Wednesday, September 30, 2015

Writing 101: Creating Lore

One of the most difficult things for any author to do is create lore, and no I’m not talking about Data’s evil brother (Star Trek shoutout). When you introduce fantasy creatures and certain other elements into your story, there are some questions you’re going to have to answer -- preferably, before you even begin writing the story.

Your Own Private Mythology

Lore is one of those things that’s always evolving. J.K. Rowling included mermaids in her books, Stephenie Meyer found something brand-new to add to vampires and authors everywhere are inventing their own lore right this very moment. If you’re also going to invent your lore, there are some things to keep in mind when you’re doing it.

When you’re creating lore for brand-new characters, you have a great level of freedom. You can come up with anything you want -- like J.R.R. Tolkien and the hobbits. When you’re writing about creatures that have already been established, like vampires, you still have lots of options. Maybe you’ll stick to traditional mythology about vampires, as established by writers like Bram Stoker. Maybe you’ll come up with your own, like a newer author we all know about. 

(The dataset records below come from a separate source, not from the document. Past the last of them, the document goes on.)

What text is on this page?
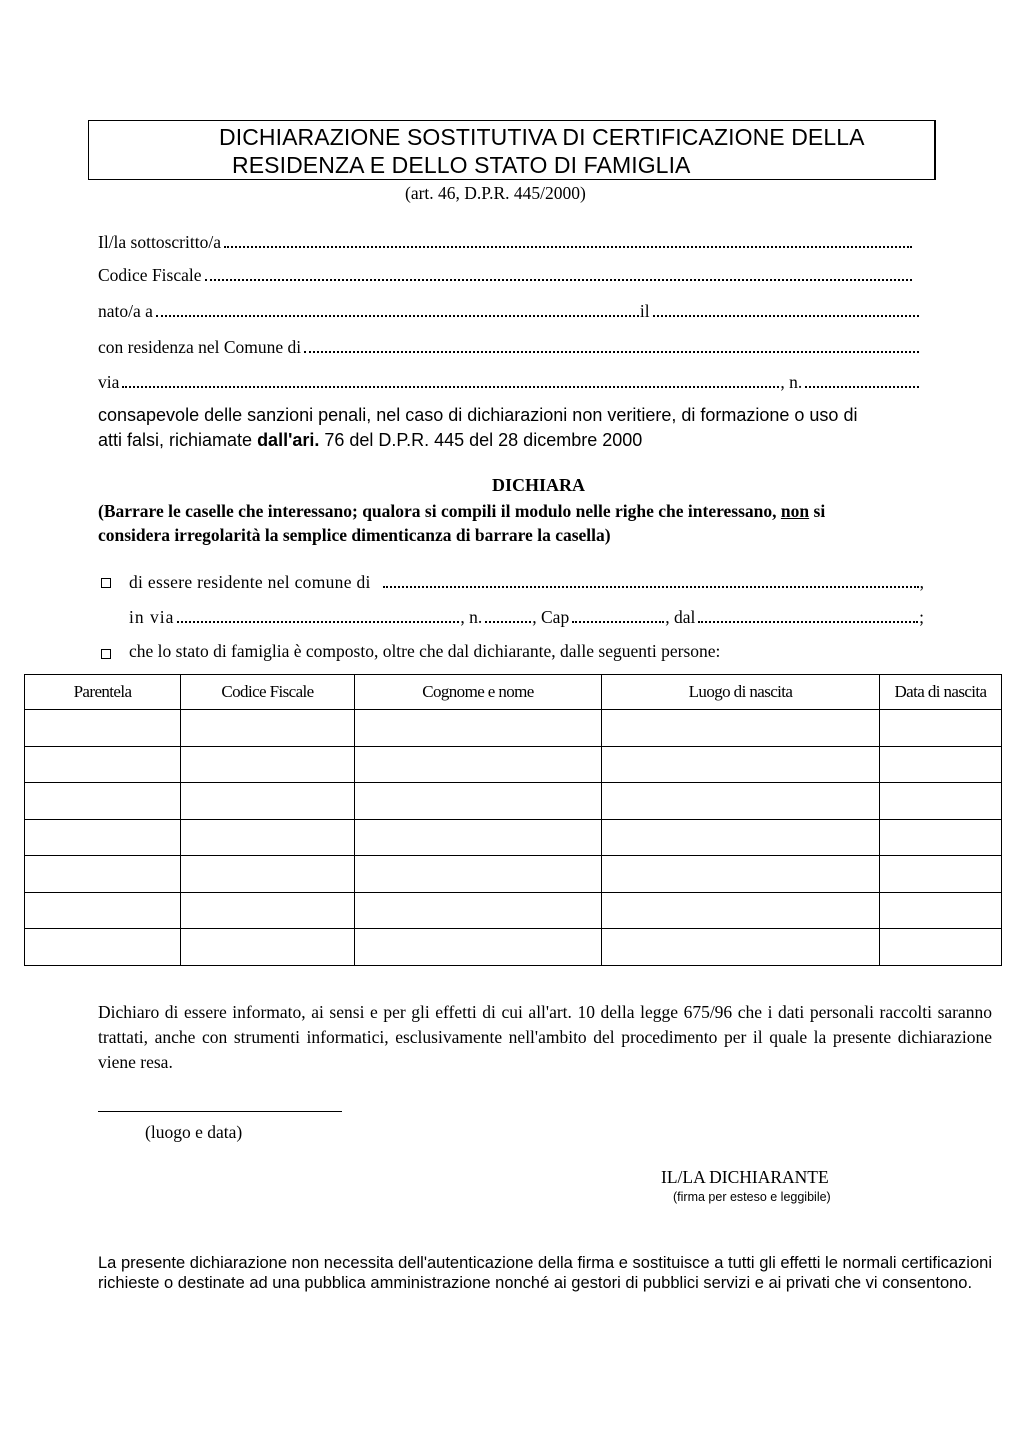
DICHIARAZIONE SOSTITUTIVA DI CERTIFICAZIONE DELLA
RESIDENZA E DELLO STATO DI FAMIGLIA
(art. 46, D.P.R. 445/2000)
Il/la sottoscritto/a
Codice Fiscale
nato/a a	il
con residenza nel Comune di
via	, n.
consapevole delle sanzioni penali, nel caso di dichiarazioni non veritiere, di formazione o uso di
atti falsi, richiamate dall'ari. 76 del D.P.R. 445 del 28 dicembre 2000
DICHIARA
(Barrare le caselle che interessano; qualora si compili il modulo nelle righe che interessano, non si
considera irregolarità la semplice dimenticanza di barrare la casella)
di essere residente nel comune di	,
in via	, n.	, Cap	, dal	;
che lo stato di famiglia è composto, oltre che dal dichiarante, dalle seguenti persone:
Parentela	Codice Fiscale	Cognome e nome	Luogo di nascita	Data di nascita

Dichiaro di essere informato, ai sensi e per gli effetti di cui all'art. 10 della legge 675/96 che i dati personali raccolti saranno trattati, anche con strumenti informatici, esclusivamente nell'ambito del procedimento per il quale la presente dichiarazione viene resa.
(luogo e data)
IL/LA DICHIARANTE
(firma per esteso e leggibile)
La presente dichiarazione non necessita dell'autenticazione della firma e sostituisce a tutti gli effetti le normali certificazioni richieste o destinate ad una pubblica amministrazione nonché ai gestori di pubblici servizi e ai privati che vi consentono.
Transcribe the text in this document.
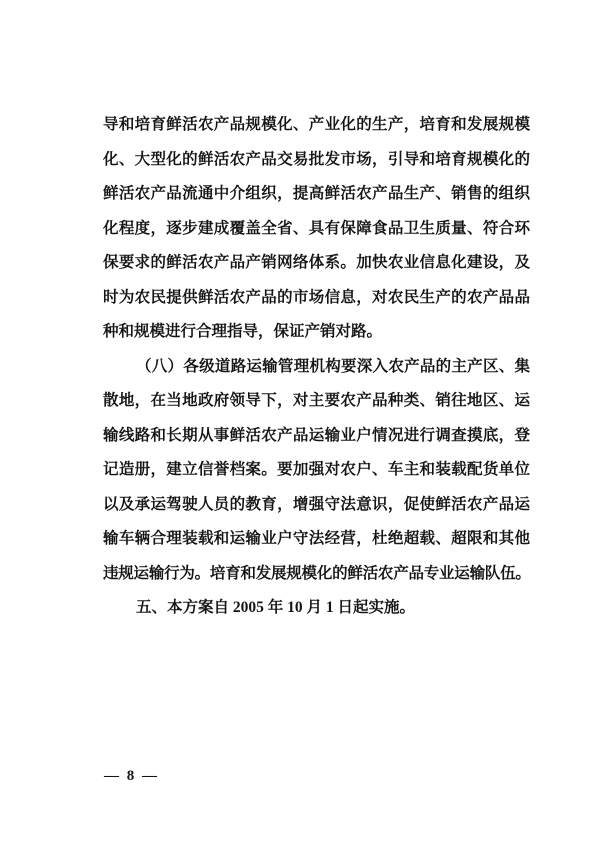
导和培育鲜活农产品规模化、产业化的生产，培育和发展规模
化、大型化的鲜活农产品交易批发市场，引导和培育规模化的
鲜活农产品流通中介组织，提高鲜活农产品生产、销售的组织
化程度，逐步建成覆盖全省、具有保障食品卫生质量、符合环
保要求的鲜活农产品产销网络体系。加快农业信息化建设，及
时为农民提供鲜活农产品的市场信息，对农民生产的农产品品
种和规模进行合理指导，保证产销对路。
（八）各级道路运输管理机构要深入农产品的主产区、集
散地，在当地政府领导下，对主要农产品种类、销往地区、运
输线路和长期从事鲜活农产品运输业户情况进行调查摸底，登
记造册，建立信誉档案。要加强对农户、车主和装载配货单位
以及承运驾驶人员的教育，增强守法意识，促使鲜活农产品运
输车辆合理装载和运输业户守法经营，杜绝超载、超限和其他
违规运输行为。培育和发展规模化的鲜活农产品专业运输队伍。
五、本方案自 2005 年 10 月 1 日起实施。
— 8 —
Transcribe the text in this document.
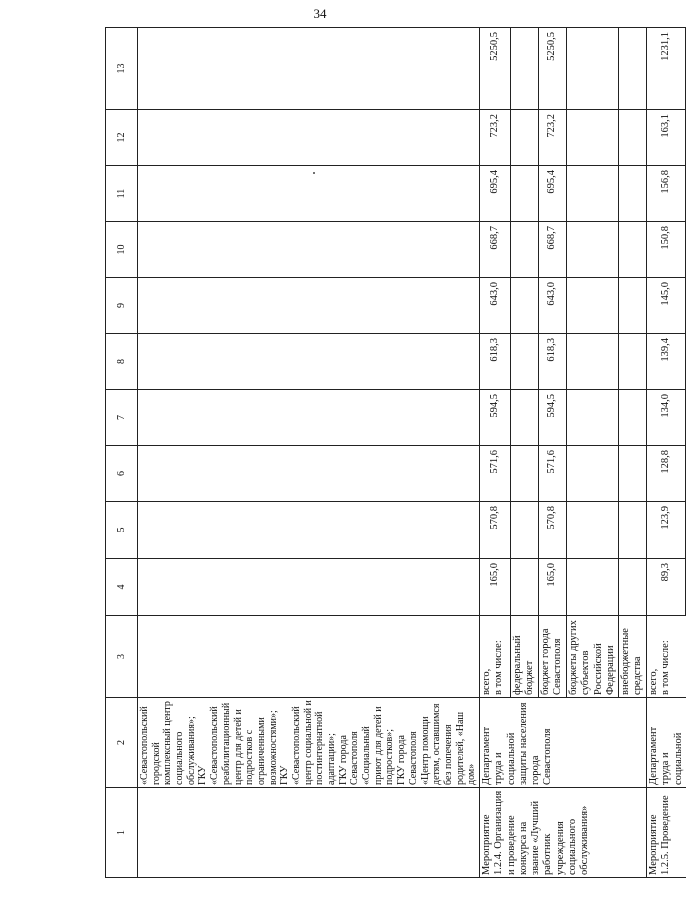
34
1	2	3	4	5	6	7	8	9	10	11	12	13
	«Севастопольский городской комплексный центр социального обслуживания»;
ГКУ «Севастопольский реабилитационный центр для детей и подростков с ограниченными возможностями»;
ГКУ «Севастопольский центр социальной и постинтернатной адаптации»;
ГКУ города Севастополя «Социальный приют для детей и подростков»;
ГКУ города Севастополя «Центр помощи детям, оставшимся без попечения родителей, «Наш дом»											
Мероприятие 1.2.4. Организация и проведение конкурса на звание «Лучший работник учреждения социального обслуживания»	Департамент труда и социальной защиты населения города Севастополя	всего,
в том числе:	165,0	570,8	571,6	594,5	618,3	643,0	668,7	695,4	723,2	5250,5
		федеральный бюджет										
		бюджет города Севастополя	165,0	570,8	571,6	594,5	618,3	643,0	668,7	695,4	723,2	5250,5
		бюджеты других субъектов Российской Федерации										
		внебюджетные средства										
Мероприятие 1.2.5. Проведение	Департамент труда и социальной	всего,
в том числе:	89,3	123,9	128,8	134,0	139,4	145,0	150,8	156,8	163,1	1231,1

That’s the thing about writing your own lore. You can pretty much write your own ticket, because it’s your book. Some purists may not like new lore you add to established creatures, so that’s something to think about. But no matter what you choose to do about your lore, there’s one thing you’re going to have to do first: establish it.

If you’re creating new lore or re-visiting established lore, you need to know exactly what that lore is before you even begin writing the story. Answer any of your own questions about it, and then some, because your readers will have questions and they will expect to find the answers. You’d better be prepared to give them to those readers. If you don't fully understand your own lore, they’re not going to, either. So make sure you know what it is, and choose to reveal it how you want. Otherwise, you’re going to end up with readers who are confused about what’s going on in your book. And that’s when they’ll choose to put your book down instead.